Dans le paysage économique français, la fermeture administrative représente une mesure redoutée des commerçants, pouvant mettre en péril l’équilibre financier et la pérennité d’une entreprise.

Loin d’être une sanction pénale, cette décision émanant du préfet ou du préfet de police s’inscrit dans le cadre des pouvoirs de police administrative, visant essentiellement à garantir le respect de l'ordre public, de la santé, de la moralité ou encore de la tranquillité publique. Elle intervient également lorsque des infractions aux règles sanitaires ou commerciales sont constatées au sein de l’établissement concerné.

Pour autant, cette mesure n’est pas arbitraire : elle obéit à un cadre juridique strict, défini par des textes tels que le Code des relations entre le public et l'administration et le Code de la santé publique. Avant de pouvoir fermer un commerce, l'administration est en principe tenue de respecter le principe du contradictoire, pilier des droits de la défense dans toute procédure administrative.

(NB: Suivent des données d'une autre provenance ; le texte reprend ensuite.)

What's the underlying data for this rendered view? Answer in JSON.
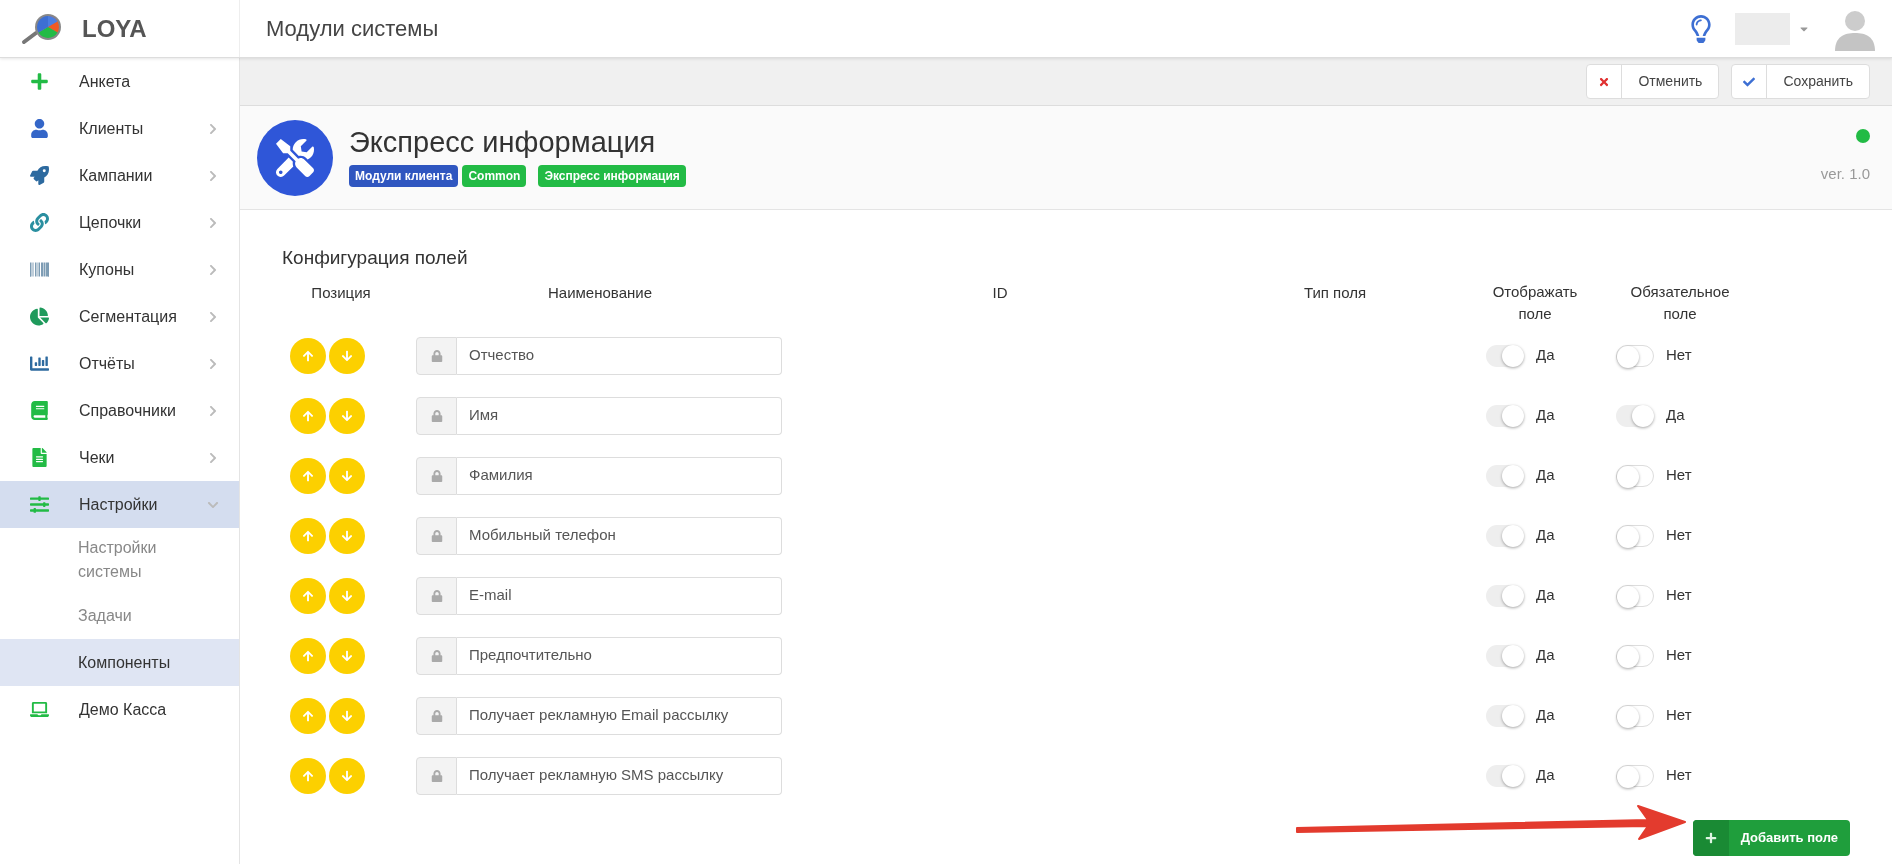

Mais dans la pratique, de nombreux commerçants ignorent les leviers juridiques permettant de contester la décision ou d’en limiter les effets. L’accompagnement par un avocat spécialisé devient alors essentiel, tant pour faire valoir ses arguments avant la décision, que pour saisir le juge administratif en cas de fermeture prononcée.

L’objectif de cet article est donc de clarifier le régime juridique applicable à la fermeture administrative, en précisant la procédure à respecter, les motifs susceptibles de justifier la mesure, les durées possibles, ainsi que les moyens de défense envisageables pour les exploitants concernés.

Sommaire

  1. Introduction
  2. Définition de la fermeture administrative
  3. Obligation de respecter la procédure contradictoire
  4. Exceptions à la procédure contradictoire
  5. Fondements juridiques de la mesure
  6. Obligations du bailleur et du locataire face aux travaux exigés
  7. Risques spécifiques pour certains types d'établissements
  8. Conclusion
  9. FAQ

Définition de la fermeture administrative

L’arrêté de fermeture administrative est une mesure édictée par le préfet (ou le préfet de police à Paris), ordonnant la fermeture temporaire ou définitive d'un établissement commercial. Il s'agit d'une mesure de police administrative, et non d'une sanction judiciaire : aucun passage devant le juge n'est requis pour qu'elle soit prononcée.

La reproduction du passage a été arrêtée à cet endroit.